国民民主党は7月15日、インターネット上の有害な広告から青少年を守るため、「青少年が安全に安心してインターネットを利用できる環境の整備等に関する法律」の改正案を参議院に提出した。同党はこれを「エロ広告規制法案」と呼んでいる。法案は現在、参議院で審議中とされているが、委員会への付託や具体的な審査結果はまだ示されていない。
性的広告(通称エロ広告)を子どもたちの目に触れないよう表示の規制をプラットフォーム事業者に求める法案を昨日参議院に提出しました。
表現そのものではなく、あくまでも子どもの目に触れないような表示の工夫を求めるものです。法案の詳細はこちらをご覧ください。https://t.co/UUQD0i68px…
— 小林さやか 国民民主党 参議院議員(千葉県) (@sayaka_koba1983) July 16, 2026
大規模プラットフォームに対応を義務づけ
改正案は、総務相と経済産業相が一定規模以上のデジタルプラットフォーム事業者を指定し、広告に「青少年有害情報」が含まれる場合の閲覧防止措置について、実施要領の作成・公表を義務づけるものだ。
さらに、利用者からの通報窓口を整備し、閲覧防止措置や通報受け付けの状況を毎年公表させる。対象となる事業の種類や規模は、売上高などを基準として今後政令で定められる。
小林さやか議員は、表現そのものを禁止するのではなく、子供の目に触れないよう広告の表示先を工夫する制度だと説明している。伊藤孝恵議員も、ネット広告にはマスメディアのような自主規制や業界団体がないとして、プラットフォーム側に一定の責任を負わせる必要性を強調した。
賛成論――望まない広告から子供を守る
法案に賛成する立場から見れば、問題は成人向け情報の存在そのものではなく、漫画サイトやゲーム、SNSなどを利用する子供に、性的・残虐な広告が本人の意思と関係なく表示されることにある。
広告の配信先や閲覧者を選別する技術を持つ巨大プラットフォームが、広告収入だけを得ながら「広告主の責任」として放置するのは不合理だ。広告審査、年齢に応じた表示制御、通報窓口、対応状況の公表を求めることは、表現規制というより事業者の説明責任を明確にする措置だと評価できる。
違法とまではいえない広告でも、子供向けサービスに露骨な性的表現が表示される現状には、保護者の設定だけでは対応しきれない。巨大事業者に最低限の安全設計を求めることには、一定の合理性がある。
反対論――「有害」の範囲はどこまで広がるのか
一方、反対論の中心は「青少年有害情報」という定義の広さにある。現行法では、犯罪や自殺を直接的に誘引する情報、性行為や性器などのわいせつな描写、殺人や虐待などの著しく残虐な描写が例示されている。しかし、これらはあくまで例示であり、基本的な定義は「青少年の健全な成長を著しく阻害するもの」と抽象的だ。

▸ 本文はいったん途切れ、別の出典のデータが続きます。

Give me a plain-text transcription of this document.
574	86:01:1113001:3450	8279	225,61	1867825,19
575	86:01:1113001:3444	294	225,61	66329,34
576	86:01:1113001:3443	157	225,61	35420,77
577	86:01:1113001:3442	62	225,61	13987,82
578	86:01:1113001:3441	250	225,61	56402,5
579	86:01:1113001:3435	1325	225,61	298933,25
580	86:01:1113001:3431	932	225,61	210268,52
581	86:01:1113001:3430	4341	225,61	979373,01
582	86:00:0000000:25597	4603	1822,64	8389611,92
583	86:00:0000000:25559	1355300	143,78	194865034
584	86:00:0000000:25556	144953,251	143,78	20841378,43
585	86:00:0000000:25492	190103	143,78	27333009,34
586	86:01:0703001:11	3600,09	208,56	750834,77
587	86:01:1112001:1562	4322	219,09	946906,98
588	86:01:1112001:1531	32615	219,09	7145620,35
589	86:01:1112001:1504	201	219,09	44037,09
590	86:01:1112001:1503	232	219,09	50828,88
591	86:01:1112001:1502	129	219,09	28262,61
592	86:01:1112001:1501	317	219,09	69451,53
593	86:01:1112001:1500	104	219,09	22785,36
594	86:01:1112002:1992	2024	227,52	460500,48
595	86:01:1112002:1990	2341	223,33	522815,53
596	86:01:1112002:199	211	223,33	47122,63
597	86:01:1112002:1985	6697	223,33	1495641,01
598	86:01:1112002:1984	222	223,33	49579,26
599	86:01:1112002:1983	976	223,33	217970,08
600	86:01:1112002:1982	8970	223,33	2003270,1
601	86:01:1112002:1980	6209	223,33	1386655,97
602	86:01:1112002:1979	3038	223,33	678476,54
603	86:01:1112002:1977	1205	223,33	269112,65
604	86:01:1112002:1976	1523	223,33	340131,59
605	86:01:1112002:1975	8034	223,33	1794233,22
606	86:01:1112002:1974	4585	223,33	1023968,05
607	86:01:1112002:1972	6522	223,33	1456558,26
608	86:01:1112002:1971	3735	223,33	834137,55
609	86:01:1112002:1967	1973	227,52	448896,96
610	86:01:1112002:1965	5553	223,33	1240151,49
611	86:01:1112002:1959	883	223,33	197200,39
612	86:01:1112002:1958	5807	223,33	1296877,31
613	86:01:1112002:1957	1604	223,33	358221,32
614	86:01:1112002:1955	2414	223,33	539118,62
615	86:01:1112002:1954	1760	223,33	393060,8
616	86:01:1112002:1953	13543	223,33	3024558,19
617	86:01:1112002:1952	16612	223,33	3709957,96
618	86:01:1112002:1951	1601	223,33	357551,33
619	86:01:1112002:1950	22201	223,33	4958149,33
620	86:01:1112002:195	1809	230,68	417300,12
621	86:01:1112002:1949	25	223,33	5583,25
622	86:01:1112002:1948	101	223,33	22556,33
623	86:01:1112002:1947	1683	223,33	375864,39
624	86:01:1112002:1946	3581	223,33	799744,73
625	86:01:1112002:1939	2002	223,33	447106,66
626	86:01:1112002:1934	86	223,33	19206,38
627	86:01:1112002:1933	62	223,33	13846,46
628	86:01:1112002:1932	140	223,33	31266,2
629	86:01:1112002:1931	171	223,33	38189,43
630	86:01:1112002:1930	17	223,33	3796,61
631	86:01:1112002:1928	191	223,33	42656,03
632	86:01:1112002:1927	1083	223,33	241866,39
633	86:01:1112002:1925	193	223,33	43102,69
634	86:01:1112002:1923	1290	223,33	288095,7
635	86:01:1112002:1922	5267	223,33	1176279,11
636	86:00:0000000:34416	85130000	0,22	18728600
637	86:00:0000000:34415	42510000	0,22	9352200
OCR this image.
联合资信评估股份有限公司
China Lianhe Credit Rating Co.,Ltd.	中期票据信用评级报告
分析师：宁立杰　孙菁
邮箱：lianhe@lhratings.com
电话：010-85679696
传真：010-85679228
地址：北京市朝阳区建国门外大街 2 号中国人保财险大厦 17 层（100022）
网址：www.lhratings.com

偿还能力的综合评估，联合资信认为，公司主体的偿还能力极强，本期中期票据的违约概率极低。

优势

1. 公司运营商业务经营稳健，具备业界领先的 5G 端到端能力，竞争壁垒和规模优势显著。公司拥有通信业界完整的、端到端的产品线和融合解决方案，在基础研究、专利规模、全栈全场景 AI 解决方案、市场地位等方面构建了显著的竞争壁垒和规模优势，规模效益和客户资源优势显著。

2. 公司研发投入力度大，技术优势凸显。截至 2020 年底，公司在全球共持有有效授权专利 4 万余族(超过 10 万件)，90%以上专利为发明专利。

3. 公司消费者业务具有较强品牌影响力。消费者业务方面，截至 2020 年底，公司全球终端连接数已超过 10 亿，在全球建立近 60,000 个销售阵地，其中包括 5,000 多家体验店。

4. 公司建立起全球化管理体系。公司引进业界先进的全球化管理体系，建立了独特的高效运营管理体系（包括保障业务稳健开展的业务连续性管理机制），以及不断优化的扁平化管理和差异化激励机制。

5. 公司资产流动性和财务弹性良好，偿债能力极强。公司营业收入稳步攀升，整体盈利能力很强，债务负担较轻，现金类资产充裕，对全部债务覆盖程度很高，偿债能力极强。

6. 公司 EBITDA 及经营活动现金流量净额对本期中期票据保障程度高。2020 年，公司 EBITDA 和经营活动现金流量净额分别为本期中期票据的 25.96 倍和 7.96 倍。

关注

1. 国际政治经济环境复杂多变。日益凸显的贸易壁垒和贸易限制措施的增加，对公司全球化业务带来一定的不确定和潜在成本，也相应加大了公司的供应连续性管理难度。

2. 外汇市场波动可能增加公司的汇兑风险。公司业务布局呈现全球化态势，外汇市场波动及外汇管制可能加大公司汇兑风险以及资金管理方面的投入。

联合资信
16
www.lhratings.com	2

しかも改正案は、青少年有害情報そのものだけでなく、それに「準ずる程度」に青少年の成長を阻害するおそれが大きい情報についても、事業者に同様の対応を求める努力義務を置いている。何が「準ずる」のかが曖昧なままでは、企業が批判や行政指導を恐れ、問題のない漫画、芸術、医療、性教育に関する広告まで機械的に排除する可能性がある。
ネットでも、通報が集中した表現を企業が安全策として削除することで、事実上の表現規制になるとの懸念が出ている。法律が直接削除を命じなくても、企業が責任回避のため過剰に規制すれば、結果として萎縮効果が生じるからだ。
問われるのは政令と運用の透明性
なお、新設される罰則は、広告の削除や閲覧防止が不十分だったことを直接処罰するものではない。指定事業者が必要な届け出をしなかった場合などに50万円以下の罰金、行政への報告をしなかった場合などに30万円以下の過料を科す内容である。
したがって、この法案を単純な「検閲法」と断定するのも正確ではない。しかし、規制対象となる事業者の規模、閲覧防止措置の方法、情報の判定基準など、重要な部分が政令や省令に委ねられていることも事実だ。
子供を望まない有害広告から守る目的には異論が少ないだろう。問題は、その目的を理由に曖昧な規制を広げてよいかである。成立を目指すなら、対象となる広告の具体的基準、事業者による異議申し立ての仕組み、過剰削除の検証、成人の閲覧権を守る措置まで法案審議で明確にする必要がある。
「子供を守る」と「表現の自由を守る」は、どちらか一方を捨てなければならない関係ではない。両方を実現できる精密な制度設計になっているかが、この法案の評価を左右する。